Previously found only in West Asia, Africa and Eastern Europe, West Nile encephalitis is an inflammation of the brain caused by the West Nile virus. The disease is spread by the bite of an infected Northern house mosquito. Mosquitoes get the virus when they bite a bird infected with the virus. People over 50 and those with compromised immune systems are most at risk of developing serious illness.
Symptoms of the West Nile virus include headache, body aches, swollen lymph glands and a rash. More severe infection can include high fever, disorientation, stiff neck, headache, paralysis and coma. West Nile virus is not transmitted from person to person. Only infected mosquitoes can transmit the virus. The incubation period for the virus is from five to fifteen days. There is no vaccine or prescribed therapy for the West Nile virus.
Minimizing the mosquito population will help reduce the risk of transmission of this disease. You can reduce the number of mosquitoes by reducing the amount of standing water available for mosquito breeding around your home and in your neighborhood. Taking these easy to follow steps can reduce the mosquito population:
1. Throw out plastic containers, ceramic pots and other containers that are around your property.
2. Discard any old tires you have laying around. Used tires are a popular breeding ground for mosquitoes.

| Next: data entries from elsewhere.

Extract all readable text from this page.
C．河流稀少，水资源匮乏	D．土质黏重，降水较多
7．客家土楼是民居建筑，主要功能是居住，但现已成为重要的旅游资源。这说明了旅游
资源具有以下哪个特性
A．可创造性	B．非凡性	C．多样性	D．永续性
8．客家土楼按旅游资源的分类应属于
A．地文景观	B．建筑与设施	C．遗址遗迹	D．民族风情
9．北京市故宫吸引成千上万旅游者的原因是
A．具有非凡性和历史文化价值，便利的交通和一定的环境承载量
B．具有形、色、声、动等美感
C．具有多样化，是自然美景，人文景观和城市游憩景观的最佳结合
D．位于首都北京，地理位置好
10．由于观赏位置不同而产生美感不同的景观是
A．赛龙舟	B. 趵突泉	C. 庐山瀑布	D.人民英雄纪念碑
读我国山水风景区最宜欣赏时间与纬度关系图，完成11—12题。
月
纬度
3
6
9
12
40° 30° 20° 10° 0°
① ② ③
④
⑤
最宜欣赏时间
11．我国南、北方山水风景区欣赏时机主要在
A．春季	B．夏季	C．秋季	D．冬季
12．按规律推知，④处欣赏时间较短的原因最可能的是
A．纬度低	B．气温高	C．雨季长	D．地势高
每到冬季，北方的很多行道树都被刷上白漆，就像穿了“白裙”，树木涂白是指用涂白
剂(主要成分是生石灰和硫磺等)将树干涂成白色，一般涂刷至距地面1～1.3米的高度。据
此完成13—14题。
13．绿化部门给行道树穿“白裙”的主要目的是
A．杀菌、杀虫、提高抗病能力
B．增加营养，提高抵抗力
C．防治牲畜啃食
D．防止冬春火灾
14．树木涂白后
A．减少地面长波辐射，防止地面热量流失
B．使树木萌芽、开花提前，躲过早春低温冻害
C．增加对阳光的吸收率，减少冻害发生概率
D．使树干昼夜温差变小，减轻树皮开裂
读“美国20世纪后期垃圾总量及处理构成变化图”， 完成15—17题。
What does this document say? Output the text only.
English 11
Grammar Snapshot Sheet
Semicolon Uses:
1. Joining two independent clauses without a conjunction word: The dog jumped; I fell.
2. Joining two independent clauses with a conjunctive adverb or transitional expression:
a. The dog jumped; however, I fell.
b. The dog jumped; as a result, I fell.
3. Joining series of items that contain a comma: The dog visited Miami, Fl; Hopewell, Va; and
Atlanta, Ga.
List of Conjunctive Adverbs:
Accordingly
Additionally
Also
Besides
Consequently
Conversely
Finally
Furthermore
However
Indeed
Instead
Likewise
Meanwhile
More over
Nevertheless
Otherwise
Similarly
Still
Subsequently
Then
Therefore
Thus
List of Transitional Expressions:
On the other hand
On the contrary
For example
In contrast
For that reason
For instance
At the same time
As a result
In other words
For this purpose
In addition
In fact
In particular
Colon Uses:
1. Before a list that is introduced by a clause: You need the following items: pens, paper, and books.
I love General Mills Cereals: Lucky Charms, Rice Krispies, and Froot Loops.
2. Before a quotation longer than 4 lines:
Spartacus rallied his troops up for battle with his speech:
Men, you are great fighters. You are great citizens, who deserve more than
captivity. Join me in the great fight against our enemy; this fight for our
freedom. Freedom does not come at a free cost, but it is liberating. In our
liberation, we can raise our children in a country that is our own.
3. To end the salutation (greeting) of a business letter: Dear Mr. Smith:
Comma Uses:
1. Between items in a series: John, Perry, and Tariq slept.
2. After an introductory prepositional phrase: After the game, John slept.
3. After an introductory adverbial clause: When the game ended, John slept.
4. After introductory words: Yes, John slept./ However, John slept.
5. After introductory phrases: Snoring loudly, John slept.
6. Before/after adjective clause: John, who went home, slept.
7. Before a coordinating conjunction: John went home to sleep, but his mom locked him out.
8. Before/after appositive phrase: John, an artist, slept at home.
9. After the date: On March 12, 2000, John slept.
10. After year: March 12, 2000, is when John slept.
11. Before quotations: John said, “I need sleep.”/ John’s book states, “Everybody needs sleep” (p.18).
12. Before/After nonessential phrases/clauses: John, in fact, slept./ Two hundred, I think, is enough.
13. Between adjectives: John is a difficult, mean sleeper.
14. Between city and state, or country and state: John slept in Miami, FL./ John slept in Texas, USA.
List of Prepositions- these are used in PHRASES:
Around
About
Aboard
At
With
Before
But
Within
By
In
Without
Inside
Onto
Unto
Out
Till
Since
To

3. If you have any containers that must be left outdoors, drill holes in their bottom to allow water to drain off.
4. Turn over wading pools when they are not in use.
5. Clean clogged roof gutters. Roof gutters are often forgotten as a source of standing water.
6. Don’t let water stagnate in birdbaths.
7. Ponds and water gardens should be stocked with fish to prevent mosquito larvae from hatching.
8. Make sure that you keep your swimming pool clean and chlorinated. Keep pool liners clear of standing water.
9. Sweep away puddles of water; if left for five or more days, mosquitoes will even breed in a small puddle.